Drifting, Dreaming. The Nocturnal Cinema of João Pedro Rodrigues
One of the rising stars of contemporary Portuguese cinema, João Pedro Rodrigues (b. 1966) has directed three quietly mesmerizing feature films that explore the mysteries of human desire and sexuality, placing him at the vanguard of emerging European auteurs. Rodrigues furthers the deep-rooted tradition of avant-garde narrative film long nourished by Portuguese cinema by embracing a mode of formally rigorous and poetically elliptical cinema that complements the radical filmmaking pioneered by Manoel de Oliveira and Pedro Costa, both subjects of recent HFA retrospectives. At the core of Rodrigues’ cinema is an abiding fascination with the musical patterns of ambiguously shifting genders and polymorphous sexuality, a curiosity about the body as the stage for the dramatic theater of sexual identity that found first expression in his striking and controversial debut film, Phantom. Rodrigues’ latest feature, the Cannes favorite To Die Like a Man, offers a sustained and lively interrogation of the meaning and mutability of gender set within the backstage world of drag queen performers.

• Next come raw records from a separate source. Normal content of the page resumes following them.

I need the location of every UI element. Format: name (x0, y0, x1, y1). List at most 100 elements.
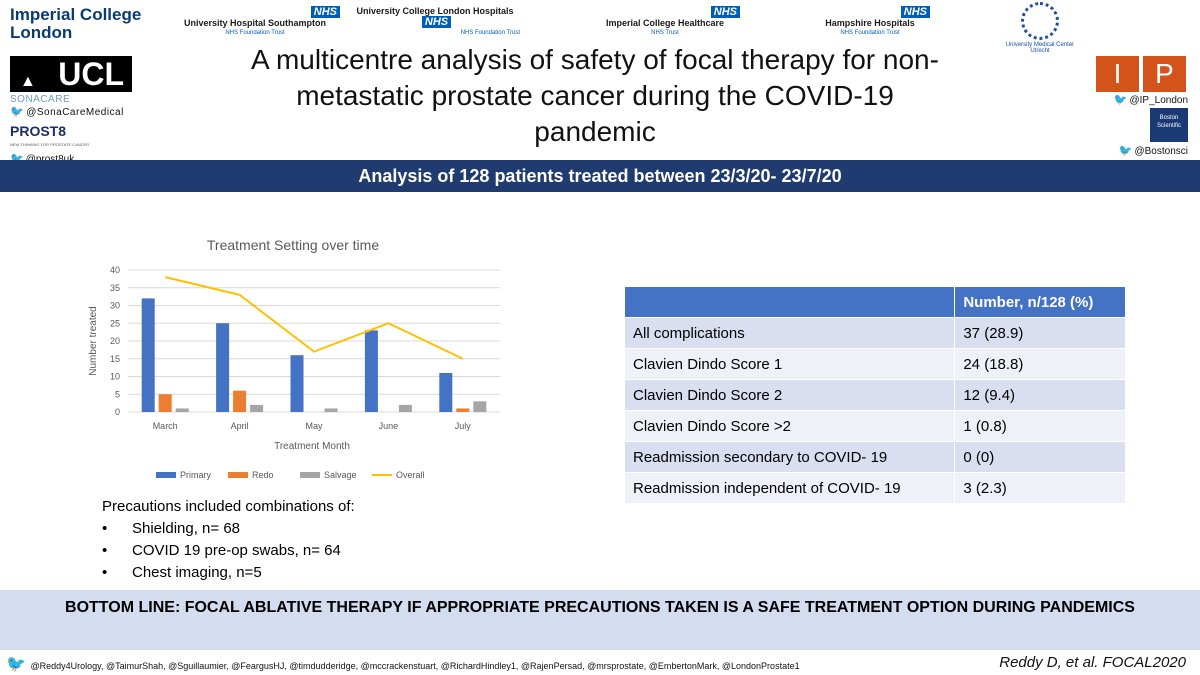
legend-label: Redo (252, 470, 274, 480)
bar-primary (216, 323, 230, 412)
table-cell: 1 (0.8) (954, 410, 1126, 442)
bar-primary (141, 298, 155, 412)
y-tick-label: 20 (110, 336, 120, 346)
y-tick-label: 30 (110, 301, 120, 311)
bar-primary (290, 355, 304, 412)
precautions-list: Precautions included combinations of: Sh… (102, 496, 355, 584)
x-tick-label: June (379, 421, 399, 431)
table-cell: Readmission secondary to COVID- 19 (623, 441, 956, 473)
prost8-handle-link[interactable]: @prost8uk (26, 154, 75, 165)
chart-legend: Primary Redo Salvage Overall (156, 470, 425, 480)
table-cell: 3 (2.3) (954, 472, 1126, 504)
bar-salvage (175, 408, 189, 412)
x-tick-label: April (231, 421, 249, 431)
bar-redo (456, 408, 470, 412)
chart-bars (141, 298, 487, 412)
nhs-badge: NHS (900, 6, 930, 18)
x-tick-label: March (153, 421, 178, 431)
y-tick-label: 5 (115, 389, 120, 399)
complications-table: Number, n/128 (%) All complications 37 (2… (623, 286, 1126, 504)
legend-label: Salvage (324, 470, 357, 480)
chart-x-axis-label: Treatment Month (274, 441, 350, 452)
umc-utrecht-logo: University Medical Center Utrecht (1000, 2, 1080, 54)
analysis-banner: Analysis of 128 patients treated between… (0, 160, 1200, 192)
nhs-badge: NHS (710, 6, 740, 18)
citation: Reddy D, et al. FOCAL2020 (999, 654, 1186, 671)
legend-label: Overall (396, 470, 425, 480)
y-tick-label: 0 (115, 407, 120, 417)
chart-lines (164, 276, 464, 360)
list-item: Shielding, n= 68 (102, 518, 355, 540)
table-cell: All complications (623, 317, 956, 349)
table-header-cell: Number, n/128 (%) (954, 286, 1126, 318)
y-tick-label: 15 (110, 354, 120, 364)
bar-redo (158, 394, 172, 412)
table-row: Readmission secondary to COVID- 19 0 (0) (623, 441, 1126, 473)
boston-handle-link[interactable]: @Bostonsci (1134, 146, 1188, 157)
hospital-logo-hampshire: NHS Hampshire Hospitals NHS Foundation T… (810, 6, 930, 38)
table-cell: 37 (28.9) (954, 317, 1126, 349)
bar-salvage (473, 401, 487, 412)
bottom-line-banner: BOTTOM LINE: FOCAL ABLATIVE THERAPY IF A… (0, 590, 1200, 650)
list-item: COVID 19 pre-op swabs, n= 64 (102, 540, 355, 562)
y-tick-label: 35 (110, 283, 120, 293)
table-header-cell (623, 286, 956, 318)
nhs-badge: NHS (310, 6, 340, 18)
precautions-intro: Precautions included combinations of: (102, 498, 355, 515)
bar-salvage (324, 408, 338, 412)
table-cell: Clavien Dindo Score >2 (623, 410, 956, 442)
treatment-setting-chart: Treatment Setting over time Number treat… (88, 237, 500, 480)
chart-title: Treatment Setting over time (207, 237, 379, 253)
hospital-name: University College London Hospitals (356, 6, 514, 16)
line-overall (164, 276, 464, 360)
ip-handle: 🐦 @IP_London (1114, 93, 1188, 106)
sonacare-handle-link[interactable]: @SonaCareMedical (26, 107, 124, 118)
x-tick-label: May (305, 421, 323, 431)
twitter-icon: 🐦 (10, 106, 25, 118)
table-cell: 24 (18.8) (954, 348, 1126, 380)
y-tick-label: 40 (110, 265, 120, 275)
table-row: Clavien Dindo Score >2 1 (0.8) (623, 410, 1126, 442)
ip-handle-link[interactable]: @IP_London (1129, 95, 1188, 106)
table-row: Clavien Dindo Score 2 12 (9.4) (623, 379, 1126, 411)
list-item: Chest imaging, n=5 (102, 562, 355, 584)
y-tick-label: 25 (110, 318, 120, 328)
poster-title: A multicentre analysis of safety of foca… (251, 44, 939, 147)
bar-primary (439, 372, 453, 412)
bar-primary (364, 330, 378, 412)
chart-x-ticks: March April May June July (153, 421, 472, 431)
twitter-icon: 🐦 (1113, 94, 1128, 106)
nhs-badge: NHS (421, 16, 452, 28)
table-cell: Clavien Dindo Score 2 (623, 379, 956, 411)
sonacare-logo: SONACARE 🐦 @SonaCareMedical (10, 94, 124, 118)
legend-swatch-redo (228, 472, 248, 478)
hospital-logo-uclh: University College London HospitalsNHS N… (356, 6, 520, 36)
hospital-logo-southampton: NHS University Hospital Southampton NHS … (170, 6, 340, 38)
boston-scientific-logo: Boston Scientific (1150, 108, 1188, 142)
table-row: All complications 37 (28.9) (623, 317, 1126, 349)
table-header-row: Number, n/128 (%) (623, 286, 1126, 318)
table-cell: Readmission independent of COVID- 19 (623, 472, 956, 504)
table-row: Readmission independent of COVID- 19 3 (2… (623, 472, 1126, 504)
boston-handle: 🐦 @Bostonsci (1119, 144, 1188, 157)
hospital-logo-imperial-healthcare: NHS Imperial College Healthcare NHS Trus… (590, 6, 740, 38)
footer-handles: 🐦 @Reddy4Urology, @TaimurShah, @Sguillau… (6, 654, 800, 674)
footer-handles-text[interactable]: @Reddy4Urology, @TaimurShah, @Sguillaumi… (30, 661, 800, 671)
table-cell: 0 (0) (954, 441, 1126, 473)
table-cell: Clavien Dindo Score 1 (623, 348, 956, 380)
legend-label: Primary (180, 470, 211, 480)
twitter-icon: 🐦 (6, 656, 26, 673)
x-tick-label: July (455, 421, 472, 431)
legend-swatch-salvage (300, 472, 320, 478)
ucl-building-icon: ▲ (20, 73, 36, 90)
table-row: Clavien Dindo Score 1 24 (18.8) (623, 348, 1126, 380)
chart-y-axis-label: Number treated (88, 306, 99, 375)
imperial-college-logo: Imperial College London (10, 5, 142, 42)
bar-salvage (398, 404, 412, 412)
twitter-icon: 🐦 (1118, 145, 1133, 157)
legend-swatch-primary (156, 472, 176, 478)
ip-logo: I P (1096, 56, 1186, 92)
chart-grid: 0 5 10 15 20 25 30 35 40 (110, 265, 500, 417)
bar-salvage (250, 404, 264, 412)
umc-seal-icon (1021, 2, 1059, 40)
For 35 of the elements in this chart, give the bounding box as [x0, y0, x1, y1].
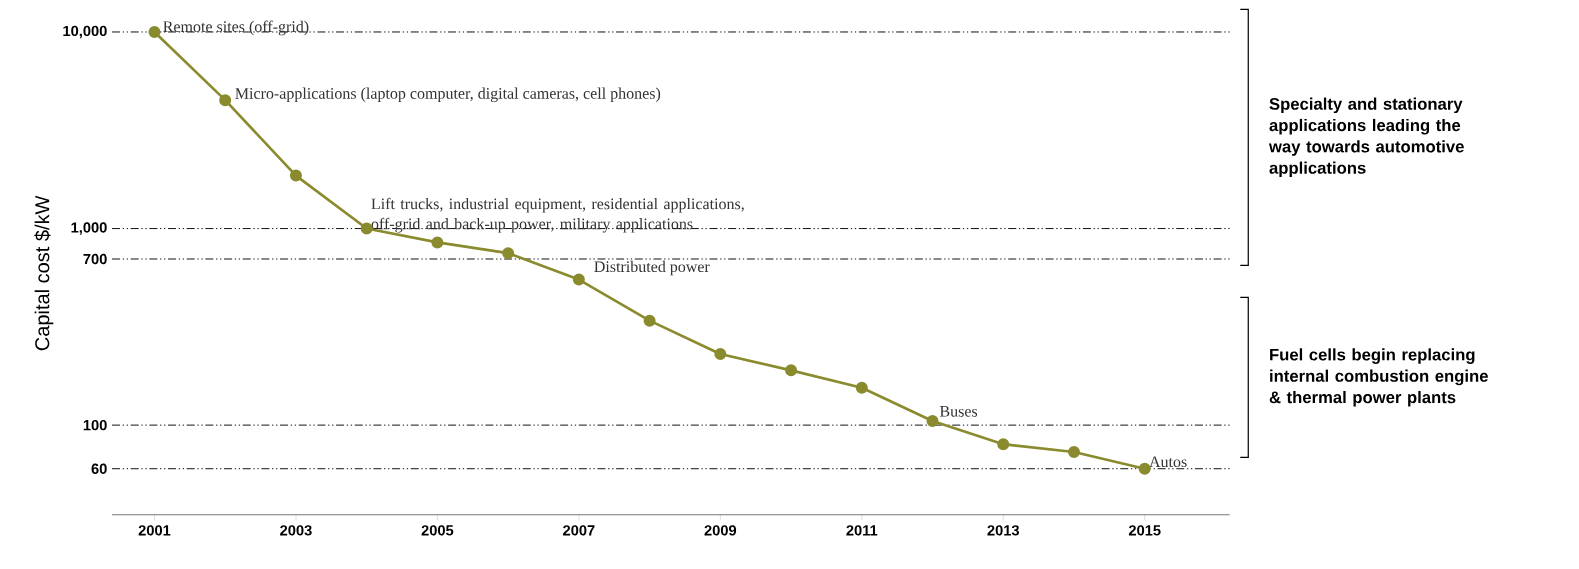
point — [502, 246, 515, 259]
x-tick-label: 2015 — [1128, 524, 1161, 536]
text: Specialty and stationary applications leading the way towards automotive applications — [1268, 97, 1464, 177]
annotation: Autos — [1149, 456, 1187, 467]
point — [572, 273, 585, 286]
point — [926, 414, 939, 427]
point — [643, 314, 656, 327]
annotation: Distributed power — [594, 260, 710, 276]
point — [431, 236, 444, 249]
x-tick-label: 2011 — [846, 524, 878, 536]
x-tick-label: 2013 — [987, 524, 1020, 536]
annotation: Remote sites (off-grid) — [163, 20, 309, 36]
point — [289, 169, 302, 182]
text: Fuel cells begin replacing internal combustion engine & thermal power plants — [1269, 348, 1488, 407]
y-axis-title: Capital cost $/kW — [34, 195, 54, 350]
point — [148, 25, 161, 38]
x-tick-label: 2005 — [421, 524, 454, 536]
x-tick-label: 2001 — [138, 524, 171, 536]
point — [855, 381, 868, 394]
y-tick-label: 100 — [83, 419, 107, 431]
point — [219, 93, 232, 106]
x-tick-label: 2007 — [563, 524, 595, 536]
annotation: Micro-applications (laptop computer, digital cameras, cell phones) — [235, 87, 661, 102]
point — [1138, 462, 1151, 475]
y-tick-label: 700 — [83, 253, 107, 264]
x-tick-label: 2003 — [280, 524, 312, 536]
point — [1067, 445, 1080, 458]
y-tick-label: 60 — [91, 463, 107, 474]
point — [714, 347, 727, 360]
y-tick-label: 1,000 — [71, 222, 107, 235]
x-tick-label: 2009 — [704, 524, 737, 536]
point — [785, 364, 798, 377]
y-tick-label: 10,000 — [63, 25, 107, 39]
annotation: Buses — [939, 405, 978, 417]
point — [997, 437, 1010, 450]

A graduate of the Lisbon Film School who originally trained as an ornithologist, Rodrigues has defined an austerely classical style whose eschewal of elaborate editing schemes and camera movement gives propulsive energy to the often-baroque and larger-than-life subject matter of his films. Making strikingly balanced and precise use of light and color, music and silence, Rodrigues’ films share a deceptively calm surface that partially and provocatively cloaks rich, hidden facets, including the deep strains of perverse sexuality and violent behavior that suddenly erupt to lead his protagonists on strange detours from their empty lives. Like Claire Denis and Tsai Ming-liang, Rodrigues mines a vein of contemporary art cinema that intermingles the bleak and the heartfelt, the shockingly abrasive and the disarmingly comic. Yet despite the frequently astringent harshness and even cruelty of his work, Rodrigues carefully avoids exploiting either his audience or his characters and instead creates films that seem equally puzzled and fascinated by the profoundly tragicomic enigma of sexuality and gender.
For the first American retrospective of his work, the Harvard Film Archive is proud to welcome both Rodrigues himself and his frequent collaborator (as actor, production designer and co-director) João Rui Guerra da Mata.